Single by Jake Owen

from the album Days of Gold
- Released: February 3, 2014
- Recorded: 2013
- Genre: Country
- Length: 3:11
- Label: RCA Nashville
- Songwriters: Jaren Johnston; Jon Nite; Jimmy Robbins;
- Producer: Joey Moi

Jake Owen singles chronology
| "Days of Gold" (2013) | "Beachin'" (2014) | "What We Ain't Got" (2014) |

= Beachin' =

"Beachin'" is a song recorded by American country music artist Jake Owen. It was released in February 2014 as the second single from his fourth studio album Days of Gold. The song was written by Jaren Johnston, Jon Nite and Jimmy Robbins. It garnered positive reviews from critics, praising the production and Owen's lyrical delivery.

"Beachin'" reached number one on both the Billboard Country Airplay and Hot Country Songs charts, giving him his third number-one country hit in both charts. It also gave him his second top 40 hit on the Hot 100, peaking at number 26. The song was certified Platinum by the Recording Industry Association of America (RIAA), and has sold 1,104,000 copies in that country as of August 2014. It received similar chart success in Canada, peaking at number one on the Country chart and number 39 on the Canadian Hot 100 chart.

The accompanying music video for the song, directed by Mason Dixon, was filmed in Daytona Beach.

==Reception==

===Critical===
The song received a favorable review from Taste of Country, which said that "the warmth, the flavors and the smells seep through the speakers with every word from Owen's lips." Jon Freeman of Country Weekly gave the song a B grade, writing that "it's nothing particularly new in the lyrical department, but at least the party's out of the woods for a change." He called the production the "most intriguing" aspect of the song. In 2017, Billboard contributor Chuck Dauphin put "Beachin'" at number eight on his top 10 list of Owen's best songs.

===Commercial===
"Beachin'" debuted at number 55 on the Billboard Country Airplay chart for the week of February 8, 2014. It also debuted at number 44 on the Hot Country Songs chart for the week of November 30, 2013. It also debuted at number 94 on the Billboard Hot 100 chart for the week of April 12, 2014 and would later become his second top 40 single on the chart and his first since "Barefoot Blue Jean Night" in 2011. It reached number one on the Country Airplay chart dated July 19, 2014, becoming Owen's fifth number one single. The song was certified platinum by the Recording Industry Association of America on July 16, 2014. The song has sold 1,104,000 copies in the U.S. as of August 2014.

==Music video==
The music video, filmed in Daytona Beach, was directed by Mason Dixon and premiered in November 2013.

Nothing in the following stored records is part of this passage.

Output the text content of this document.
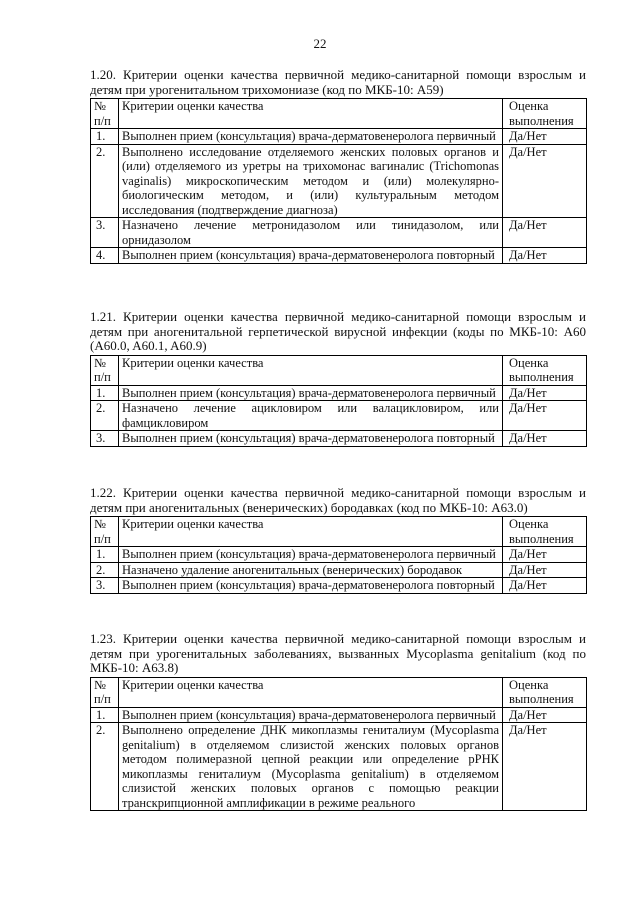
22

1.20. Критерии оценки качества первичной медико-санитарной помощи взрослым и детям при урогенитальном трихомониазе (код по МКБ-10: A59)

№ п/п	Критерии оценки качества	Оценка выполнения
1.	Выполнен прием (консультация) врача-дерматовенеролога первичный	Да/Нет
2.	Выполнено исследование отделяемого женских половых органов и (или) отделяемого из уретры на трихомонас вагиналис (Trichomonas vaginalis) микроскопическим методом и (или) молекулярно-биологическим методом, и (или) культуральным методом исследования (подтверждение диагноза)	Да/Нет
3.	Назначено лечение метронидазолом или тинидазолом, или орнидазолом	Да/Нет
4.	Выполнен прием (консультация) врача-дерматовенеролога повторный	Да/Нет

1.21. Критерии оценки качества первичной медико-санитарной помощи взрослым и детям при аногенитальной герпетической вирусной инфекции (коды по МКБ-10: A60 (A60.0, A60.1, A60.9)

№ п/п	Критерии оценки качества	Оценка выполнения
1.	Выполнен прием (консультация) врача-дерматовенеролога первичный	Да/Нет
2.	Назначено лечение ацикловиром или валацикловиром, или фамцикловиром	Да/Нет
3.	Выполнен прием (консультация) врача-дерматовенеролога повторный	Да/Нет

1.22. Критерии оценки качества первичной медико-санитарной помощи взрослым и детям при аногенитальных (венерических) бородавках (код по МКБ-10: A63.0)

№ п/п	Критерии оценки качества	Оценка выполнения
1.	Выполнен прием (консультация) врача-дерматовенеролога первичный	Да/Нет
2.	Назначено удаление аногенитальных (венерических) бородавок	Да/Нет
3.	Выполнен прием (консультация) врача-дерматовенеролога повторный	Да/Нет

1.23. Критерии оценки качества первичной медико-санитарной помощи взрослым и детям при урогенитальных заболеваниях, вызванных Mycoplasma genitalium (код по МКБ-10: A63.8)

№ п/п	Критерии оценки качества	Оценка выполнения
1.	Выполнен прием (консультация) врача-дерматовенеролога первичный	Да/Нет
2.	Выполнено определение ДНК микоплазмы гениталиум (Mycoplasma genitalium) в отделяемом слизистой женских половых органов методом полимеразной цепной реакции или определение рРНК микоплазмы гениталиум (Mycoplasma genitalium) в отделяемом слизистой женских половых органов с помощью реакции транскрипционной амплификации в режиме реального	Да/Нет
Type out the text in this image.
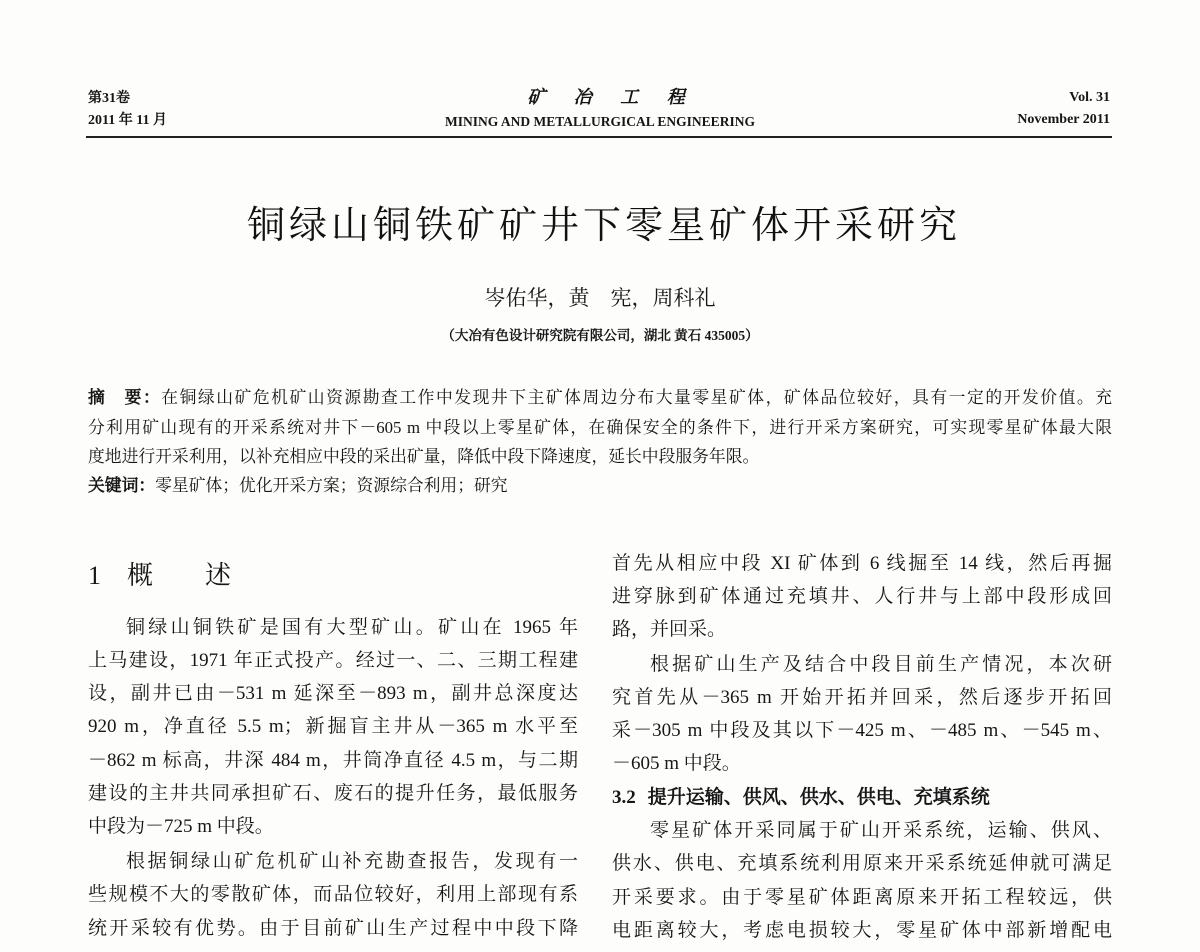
第31卷
2011 年 11 月
矿 冶 工 程
MINING AND METALLURGICAL ENGINEERING
Vol. 31
November 2011
铜绿山铜铁矿矿井下零星矿体开采研究
岑佑华，黄　宪，周科礼
（大冶有色设计研究院有限公司，湖北 黄石 435005）
摘　要：在铜绿山矿危机矿山资源勘查工作中发现井下主矿体周边分布大量零星矿体，矿体品位较好，具有一定的开发价值。充
分利用矿山现有的开采系统对井下－605 m 中段以上零星矿体，在确保安全的条件下，进行开采方案研究，可实现零星矿体最大限
度地进行开采利用，以补充相应中段的采出矿量，降低中段下降速度，延长中段服务年限。
关键词：零星矿体；优化开采方案；资源综合利用；研究
1　 概　　述
铜绿山铜铁矿是国有大型矿山。矿山在 1965 年
上马建设，1971 年正式投产。经过一、二、三期工程建
设，副井已由－531 m 延深至－893 m，副井总深度达
920 m，净直径 5.5 m；新掘盲主井从－365 m 水平至
－862 m 标高，井深 484 m，井筒净直径 4.5 m，与二期
建设的主井共同承担矿石、废石的提升任务，最低服务
中段为－725 m 中段。
根据铜绿山矿危机矿山补充勘查报告，发现有一
些规模不大的零散矿体，而品位较好，利用上部现有系
统开采较有优势。由于目前矿山生产过程中中段下降
首先从相应中段 XI 矿体到 6 线掘至 14 线，然后再掘
进穿脉到矿体通过充填井、人行井与上部中段形成回
路，并回采。
根据矿山生产及结合中段目前生产情况，本次研
究首先从－365 m 开始开拓并回采，然后逐步开拓回
采－305 m 中段及其以下－425 m、－485 m、－545 m、
－605 m 中段。
3.2 提升运输、供风、供水、供电、充填系统
零星矿体开采同属于矿山开采系统，运输、供风、
供水、供电、充填系统利用原来开采系统延伸就可满足
开采要求。由于零星矿体距离原来开拓工程较远，供
电距离较大，考虑电损较大，零星矿体中部新增配电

==Charts and certifications==

===Weekly charts===

| Chart (2014) | Peak position |
|---|---|
| Canada Hot 100 (Billboard) | 39 |
| Canada Country (Billboard) | 1 |
| US Billboard Hot 100 | 26 |
| US Country Airplay (Billboard) | 1 |
| US Hot Country Songs (Billboard) | 1 |

===Year-end charts===

| Chart (2014) | Position |
|---|---|
| US Billboard Hot 100 | 91 |
| US Country Airplay (Billboard) | 23 |
| US Hot Country Songs (Billboard) | 13 |

===Certifications===

| Region | Certification | Certified units/sales |
| United States (RIAA) | Platinum | 1,000,000^{‡} |
^{‡} Sales+streaming figures based on certification alone.